Qui voudrait s’installer dans un trou aussi paumé ?

Huy-Couvent des frères mineurs 2 ©Maurine Toussaint

Le Festival des Arts de Huy est passé, le couvent des Frères Mineurs retrouve son emmerdante quiétude.

C’est un pur produit de terroir, canonisé au Patrimoine mondial de Wallonie, un de ceux avec qui je pourrais finir par m’acoquiner un début d’après-midi de ducasse à Ath. Je laisserais sa gamine passer devant moi pour voir Goliath malmener d’un baiser la face en papier mâché de sa mariée géante, peut-être même qu’il pousserait sa bière vers la mienne et qu’on trinquerait maladroitement. Pour l’heure, l’écran froid de la vitre de séparation de la gare me renvoie son reflet : une bedaine cintrée dans une chemise grise siglée SNCB, un air qui-en-a-vu-d’autres et un accent qui traine autant que le train Bruxelles-La Louvière. « C’est une blague ? Pas de train pour Pont-à-Celles avant deux heures ? » Il y a donc aussi peu de correspondances entre le PacRock et la cité louviéroise qu’entre une amatrice de math-rock et un employé de gare, qui finit par désigner un arrêt de bus TEC sur le parking. Sauf qu’aucune carcasse jaune et rouge ne dessert le village de 18 000 habitants dans lequel la 12e édition du festival a lieu. De quoi fulminer sous les premières gouttes, presque résignée à louper La Jungle et Peter Kernel, quand un véhicule noir accoste le trottoir pour décharger ses passagers. L’arrivée providentielle du taxi aide à faire passer la pilule d’un deal à 30 euros pour 20 kilomètres – soit près de deux fois le prix du ticket d’entrée au PacRock. Arrivés à destination, rien n’éveille le soupçon d’un lieu de débauche musicale sensé accueillir quelques 800 festivaliers. Pour la simple et bonne raison qu’il n’y en a pas : le taxi est paumé, levant le voile sur l’absurdité complète et terrible de ce début d’après-midi. La seule personne de moins de 30 ans aux alentours n’a jamais entendu parler de l’événement et c’est le GPS de mon GSM qui fera le reste du boulot jusqu’au festival. Le taximan ne me fera pas de ristourne.

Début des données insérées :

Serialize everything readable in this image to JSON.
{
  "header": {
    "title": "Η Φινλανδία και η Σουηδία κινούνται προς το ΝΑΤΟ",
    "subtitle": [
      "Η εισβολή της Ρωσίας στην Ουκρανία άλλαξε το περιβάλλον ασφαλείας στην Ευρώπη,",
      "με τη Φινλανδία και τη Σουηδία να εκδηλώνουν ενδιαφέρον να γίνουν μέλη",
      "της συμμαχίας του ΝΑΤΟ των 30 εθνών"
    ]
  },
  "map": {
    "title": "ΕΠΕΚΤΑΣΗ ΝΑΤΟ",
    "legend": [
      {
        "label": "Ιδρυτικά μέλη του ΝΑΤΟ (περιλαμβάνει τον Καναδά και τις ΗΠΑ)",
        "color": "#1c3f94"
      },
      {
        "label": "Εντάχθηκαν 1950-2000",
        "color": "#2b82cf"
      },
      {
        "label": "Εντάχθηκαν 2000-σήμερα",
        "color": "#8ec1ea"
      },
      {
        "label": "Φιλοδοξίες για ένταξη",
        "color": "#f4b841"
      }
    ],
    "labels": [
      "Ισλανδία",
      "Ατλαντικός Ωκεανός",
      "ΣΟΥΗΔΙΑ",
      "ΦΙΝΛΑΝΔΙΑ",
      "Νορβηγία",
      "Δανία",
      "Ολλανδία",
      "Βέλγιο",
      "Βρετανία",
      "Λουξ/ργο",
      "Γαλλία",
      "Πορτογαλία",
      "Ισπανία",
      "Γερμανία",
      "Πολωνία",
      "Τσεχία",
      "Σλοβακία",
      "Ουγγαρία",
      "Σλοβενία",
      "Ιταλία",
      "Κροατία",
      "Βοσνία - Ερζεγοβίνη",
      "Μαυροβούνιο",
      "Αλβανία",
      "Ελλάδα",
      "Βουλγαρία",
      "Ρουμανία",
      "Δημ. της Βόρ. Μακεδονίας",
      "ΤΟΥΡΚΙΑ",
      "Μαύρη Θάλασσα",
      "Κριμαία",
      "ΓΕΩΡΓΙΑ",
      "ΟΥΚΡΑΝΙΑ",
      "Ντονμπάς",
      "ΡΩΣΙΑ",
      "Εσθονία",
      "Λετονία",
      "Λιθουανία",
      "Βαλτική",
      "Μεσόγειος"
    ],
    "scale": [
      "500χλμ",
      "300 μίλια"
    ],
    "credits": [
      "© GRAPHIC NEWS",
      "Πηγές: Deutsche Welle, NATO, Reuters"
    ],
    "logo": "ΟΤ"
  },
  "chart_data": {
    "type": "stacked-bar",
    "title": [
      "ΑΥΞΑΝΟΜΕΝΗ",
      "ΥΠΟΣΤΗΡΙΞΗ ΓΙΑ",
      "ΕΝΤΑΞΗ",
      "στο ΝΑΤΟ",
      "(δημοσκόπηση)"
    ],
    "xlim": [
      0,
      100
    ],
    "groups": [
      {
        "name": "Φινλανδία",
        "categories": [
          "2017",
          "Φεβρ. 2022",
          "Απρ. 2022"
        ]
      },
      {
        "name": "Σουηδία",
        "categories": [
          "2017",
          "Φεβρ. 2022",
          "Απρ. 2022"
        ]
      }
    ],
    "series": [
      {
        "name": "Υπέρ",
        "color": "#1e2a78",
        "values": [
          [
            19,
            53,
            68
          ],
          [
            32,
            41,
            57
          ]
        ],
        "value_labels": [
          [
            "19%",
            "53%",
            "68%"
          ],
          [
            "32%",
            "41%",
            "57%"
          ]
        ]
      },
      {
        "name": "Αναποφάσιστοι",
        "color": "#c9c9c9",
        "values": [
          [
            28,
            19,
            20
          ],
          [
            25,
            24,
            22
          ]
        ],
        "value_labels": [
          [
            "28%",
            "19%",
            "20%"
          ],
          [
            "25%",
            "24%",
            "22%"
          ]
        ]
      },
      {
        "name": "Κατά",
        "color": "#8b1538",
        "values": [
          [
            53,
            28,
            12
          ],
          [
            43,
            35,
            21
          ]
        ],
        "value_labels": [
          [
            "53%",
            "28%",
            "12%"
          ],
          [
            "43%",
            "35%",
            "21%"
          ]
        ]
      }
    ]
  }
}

Pont-à-Celles, la plaine de la machine en feu ?

Incident prémonitoire ou pas, cette année-là le festival se fait planter par une partie de son public, et une fois les derniers amplis rangés, accuse un déficit de 10% par rapport à son budget annuel. Un cocktail frelaté d’isolation géographique et d’affiche trop indépendante, le tout arrosé de flotte, le prive des 200 à 300 festivaliers supplémentaires nécessaires au bon rendement du bar. C’est d’autant plus tragique qu’à l’origine pourtant, l’objectif du PacRock comme celui d’autres initiatives menées dans de petites villes, est aussi noble et pur qu’une campagne de crowdfunding pour offrir à un chien cul-de-jatte une prothèse sortie d’une imprimante 3D. « On a envie de montrer que notre ville existe sur une carte de Belgique », explique Jonathan Buscarlet, l’un des co-organisateurs, coordinateur au Centre culturel du Brabant wallon et programmateur de La Ferme !!! Festival à Louvain-la-Neuve – autant dire que la culture dans les entités de moins de 30 000 habitants, le Rebecquois connait.

Des événements culturels qui animent des sorties d’autoroute inconnues du grand public, on en compte pourtant : Dour par exemple, qui voit sa population passer de moins de 20 000 âmes à quelques 65 000 énergumènes en moyenne par jour de festival. Lancer un « Doureuuuh » dans une rue française fera bien lever quelques nez indignés, mais – et j’en mets mes bracelets à couper – il y aura toujours un nostalgique des belles affiches musicales et de l’hygiène rudimentaire pour beugler le nom de la commune hennuyère en écho. De quoi oublier que la Plaine de la Machine à Feu tient son nom d’une rue en cul-de-sac où l’animation se borne au ballet des camionnettes d’une fabrique de gaufres … Ce n’est qu’en haut de ses fameux terrils que la question gifle comme le vent de ce jour-là ma face polluée : qui voudrait s’installer dans un trou aussi paumé ?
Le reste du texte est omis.